In a cubic lattice of X and Y, X atoms are present at the corners and body centre while Y atoms are at face centres and edge centres. What would be the simplest formula of the compound be if two corner atoms of X and 4 edge centre atoms of Y are replaced by Z atoms?

• A. $X_7{Y}_{19}{Z}_3$
• B. $X_3{Y}_{19}{Z}_7$
• C. $X_{20}{Y}_5{Z}_7$
• D. $X_7{Y}_{20}{Z}_5$

Answer 1

The correct option is D $X_7{Y}_{20}{Z}_5$

In a cubical unit cell:

$\text{Contribution for a corner particle is}=\frac{1}{8}$
$\text{Contribution for a face centre particle is}=\frac{1}{2}$
$\text{Contribution for a edge centre particle is}=\frac{1}{4}$
$\text{Contribution for a body centre particle is}=1$

Here, X is present at corners and body centre and Y is present at face centre and edge centre.

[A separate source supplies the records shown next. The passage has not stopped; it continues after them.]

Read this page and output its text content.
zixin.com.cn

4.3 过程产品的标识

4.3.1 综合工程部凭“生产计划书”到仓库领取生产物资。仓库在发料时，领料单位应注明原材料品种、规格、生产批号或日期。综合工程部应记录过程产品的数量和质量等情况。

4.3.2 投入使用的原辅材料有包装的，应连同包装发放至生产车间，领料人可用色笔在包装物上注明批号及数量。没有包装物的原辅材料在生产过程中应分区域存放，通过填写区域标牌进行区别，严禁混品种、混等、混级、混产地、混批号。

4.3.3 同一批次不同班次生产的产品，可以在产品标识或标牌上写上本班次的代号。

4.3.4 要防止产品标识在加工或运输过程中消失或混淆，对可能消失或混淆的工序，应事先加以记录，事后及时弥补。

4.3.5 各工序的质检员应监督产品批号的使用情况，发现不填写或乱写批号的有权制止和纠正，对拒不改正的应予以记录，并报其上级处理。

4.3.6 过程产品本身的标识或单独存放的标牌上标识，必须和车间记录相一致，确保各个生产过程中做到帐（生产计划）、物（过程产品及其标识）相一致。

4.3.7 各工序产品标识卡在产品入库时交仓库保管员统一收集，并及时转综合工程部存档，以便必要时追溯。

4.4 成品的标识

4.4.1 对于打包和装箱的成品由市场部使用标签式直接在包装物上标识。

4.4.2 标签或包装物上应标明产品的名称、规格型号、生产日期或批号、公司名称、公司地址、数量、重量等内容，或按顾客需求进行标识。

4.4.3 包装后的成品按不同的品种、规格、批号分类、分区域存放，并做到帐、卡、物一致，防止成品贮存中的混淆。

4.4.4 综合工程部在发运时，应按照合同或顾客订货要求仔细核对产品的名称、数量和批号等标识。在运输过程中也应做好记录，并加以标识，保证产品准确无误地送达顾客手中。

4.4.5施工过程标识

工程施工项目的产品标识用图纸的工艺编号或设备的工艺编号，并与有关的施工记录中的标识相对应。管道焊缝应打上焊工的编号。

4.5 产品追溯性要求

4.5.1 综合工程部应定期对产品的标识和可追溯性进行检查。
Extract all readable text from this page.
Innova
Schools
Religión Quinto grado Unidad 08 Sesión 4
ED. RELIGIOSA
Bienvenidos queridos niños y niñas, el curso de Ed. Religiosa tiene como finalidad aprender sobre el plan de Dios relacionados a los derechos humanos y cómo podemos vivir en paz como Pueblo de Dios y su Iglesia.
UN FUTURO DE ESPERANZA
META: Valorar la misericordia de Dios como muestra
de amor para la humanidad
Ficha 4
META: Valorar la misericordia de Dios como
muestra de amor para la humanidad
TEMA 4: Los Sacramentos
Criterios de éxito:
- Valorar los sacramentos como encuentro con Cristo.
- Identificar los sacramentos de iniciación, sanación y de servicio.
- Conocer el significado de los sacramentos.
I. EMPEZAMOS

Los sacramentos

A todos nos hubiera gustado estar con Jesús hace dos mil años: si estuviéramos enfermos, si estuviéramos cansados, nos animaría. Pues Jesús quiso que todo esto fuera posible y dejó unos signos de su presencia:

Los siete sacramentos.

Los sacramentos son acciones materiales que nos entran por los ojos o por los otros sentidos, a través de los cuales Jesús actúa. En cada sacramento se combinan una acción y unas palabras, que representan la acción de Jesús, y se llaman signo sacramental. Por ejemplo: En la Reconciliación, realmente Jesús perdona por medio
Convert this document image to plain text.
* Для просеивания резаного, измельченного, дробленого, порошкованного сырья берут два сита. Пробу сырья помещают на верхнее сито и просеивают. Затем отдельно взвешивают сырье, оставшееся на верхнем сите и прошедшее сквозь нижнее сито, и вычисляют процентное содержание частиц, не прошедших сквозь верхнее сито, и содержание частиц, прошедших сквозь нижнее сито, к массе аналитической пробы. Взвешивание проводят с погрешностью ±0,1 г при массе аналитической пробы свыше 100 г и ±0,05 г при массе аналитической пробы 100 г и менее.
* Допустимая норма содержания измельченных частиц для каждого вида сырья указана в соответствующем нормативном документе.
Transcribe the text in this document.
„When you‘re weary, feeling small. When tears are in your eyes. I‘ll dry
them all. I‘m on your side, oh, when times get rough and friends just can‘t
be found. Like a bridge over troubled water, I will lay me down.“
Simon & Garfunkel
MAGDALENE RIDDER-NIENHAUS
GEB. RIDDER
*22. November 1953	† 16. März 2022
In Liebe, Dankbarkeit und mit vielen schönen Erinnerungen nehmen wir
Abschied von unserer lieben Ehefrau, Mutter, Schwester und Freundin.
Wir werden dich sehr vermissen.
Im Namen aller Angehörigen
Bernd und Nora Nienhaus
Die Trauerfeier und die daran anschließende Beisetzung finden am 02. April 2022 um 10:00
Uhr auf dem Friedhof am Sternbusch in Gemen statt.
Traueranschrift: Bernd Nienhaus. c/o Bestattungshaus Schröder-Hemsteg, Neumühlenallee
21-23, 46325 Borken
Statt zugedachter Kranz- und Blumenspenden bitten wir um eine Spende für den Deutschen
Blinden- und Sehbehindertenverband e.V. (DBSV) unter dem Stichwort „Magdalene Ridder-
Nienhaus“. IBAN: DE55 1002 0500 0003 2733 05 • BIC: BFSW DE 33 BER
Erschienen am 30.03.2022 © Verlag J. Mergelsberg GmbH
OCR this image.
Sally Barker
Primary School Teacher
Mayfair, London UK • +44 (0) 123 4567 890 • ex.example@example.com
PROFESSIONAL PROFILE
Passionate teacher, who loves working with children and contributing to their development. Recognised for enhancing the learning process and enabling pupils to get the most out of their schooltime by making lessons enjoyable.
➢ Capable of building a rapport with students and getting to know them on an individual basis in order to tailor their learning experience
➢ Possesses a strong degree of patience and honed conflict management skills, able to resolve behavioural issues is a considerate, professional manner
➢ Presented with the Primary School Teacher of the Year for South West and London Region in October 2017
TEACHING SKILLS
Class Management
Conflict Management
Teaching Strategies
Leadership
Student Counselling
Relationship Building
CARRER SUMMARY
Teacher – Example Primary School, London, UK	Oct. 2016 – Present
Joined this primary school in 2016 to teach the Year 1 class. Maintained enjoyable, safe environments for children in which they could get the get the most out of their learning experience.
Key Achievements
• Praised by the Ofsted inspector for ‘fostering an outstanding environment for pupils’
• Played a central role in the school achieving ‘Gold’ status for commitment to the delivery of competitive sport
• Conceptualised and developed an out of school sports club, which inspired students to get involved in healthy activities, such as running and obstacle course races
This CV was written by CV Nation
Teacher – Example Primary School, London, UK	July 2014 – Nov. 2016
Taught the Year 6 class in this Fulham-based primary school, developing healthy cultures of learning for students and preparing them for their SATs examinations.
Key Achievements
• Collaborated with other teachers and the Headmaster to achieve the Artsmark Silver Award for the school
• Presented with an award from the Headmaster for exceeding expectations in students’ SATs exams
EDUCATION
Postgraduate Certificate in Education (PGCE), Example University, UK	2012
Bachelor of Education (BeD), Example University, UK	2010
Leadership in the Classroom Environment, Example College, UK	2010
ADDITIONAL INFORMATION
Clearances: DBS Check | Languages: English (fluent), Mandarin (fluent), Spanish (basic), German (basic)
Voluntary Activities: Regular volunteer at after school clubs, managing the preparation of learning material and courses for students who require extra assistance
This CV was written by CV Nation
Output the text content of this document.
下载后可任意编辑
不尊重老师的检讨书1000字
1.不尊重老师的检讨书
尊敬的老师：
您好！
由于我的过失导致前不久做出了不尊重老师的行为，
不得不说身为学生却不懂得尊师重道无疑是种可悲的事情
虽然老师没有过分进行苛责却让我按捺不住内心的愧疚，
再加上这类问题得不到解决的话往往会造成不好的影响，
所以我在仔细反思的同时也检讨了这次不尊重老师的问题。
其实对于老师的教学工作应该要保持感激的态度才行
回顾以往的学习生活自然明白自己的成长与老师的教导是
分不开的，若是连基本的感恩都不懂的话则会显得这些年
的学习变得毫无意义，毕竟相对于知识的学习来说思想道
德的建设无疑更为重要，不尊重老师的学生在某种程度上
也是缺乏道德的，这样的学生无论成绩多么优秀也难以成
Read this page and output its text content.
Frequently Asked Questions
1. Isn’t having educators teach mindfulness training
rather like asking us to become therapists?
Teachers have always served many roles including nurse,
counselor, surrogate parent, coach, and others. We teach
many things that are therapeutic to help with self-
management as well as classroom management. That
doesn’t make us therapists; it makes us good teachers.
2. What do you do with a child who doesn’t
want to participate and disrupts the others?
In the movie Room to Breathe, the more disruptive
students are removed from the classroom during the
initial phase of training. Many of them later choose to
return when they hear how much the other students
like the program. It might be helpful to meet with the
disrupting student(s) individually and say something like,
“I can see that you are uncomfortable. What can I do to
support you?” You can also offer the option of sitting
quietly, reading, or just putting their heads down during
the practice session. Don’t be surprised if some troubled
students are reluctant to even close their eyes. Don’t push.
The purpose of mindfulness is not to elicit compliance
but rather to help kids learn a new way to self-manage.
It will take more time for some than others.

After the replaceent of 2 corner X atoms,
$\text{No. of X atom per unit cell}=6\times \frac{1}{8}+1=\frac{7}{4}$

After the replacement of 4 edge centred atoms,
$\text{No. of Y atom per unit cell}=6\times \frac{1}{2}+8\times \frac{1}{4}=5$

Atoms in two corners and four edge centres were replace by Z atoms
$\therefore$
$\text{No. of Z atom per unit cell}=2\times \frac{1}{8}+4\times \frac{1}{4}=\frac{5}{4}$

Ratio of X, Y and Z will be
$X:Y:Z=\frac{7}{4}:5:\frac{5}{4}$

$X:Y:Z=7:20:5$

Therefore, the number of atoms present or the formula of the compound is
$X_7:Y_{20}:Z_5$
Simplest formula is ;
$X_7{Y}_{20}{Z}_5$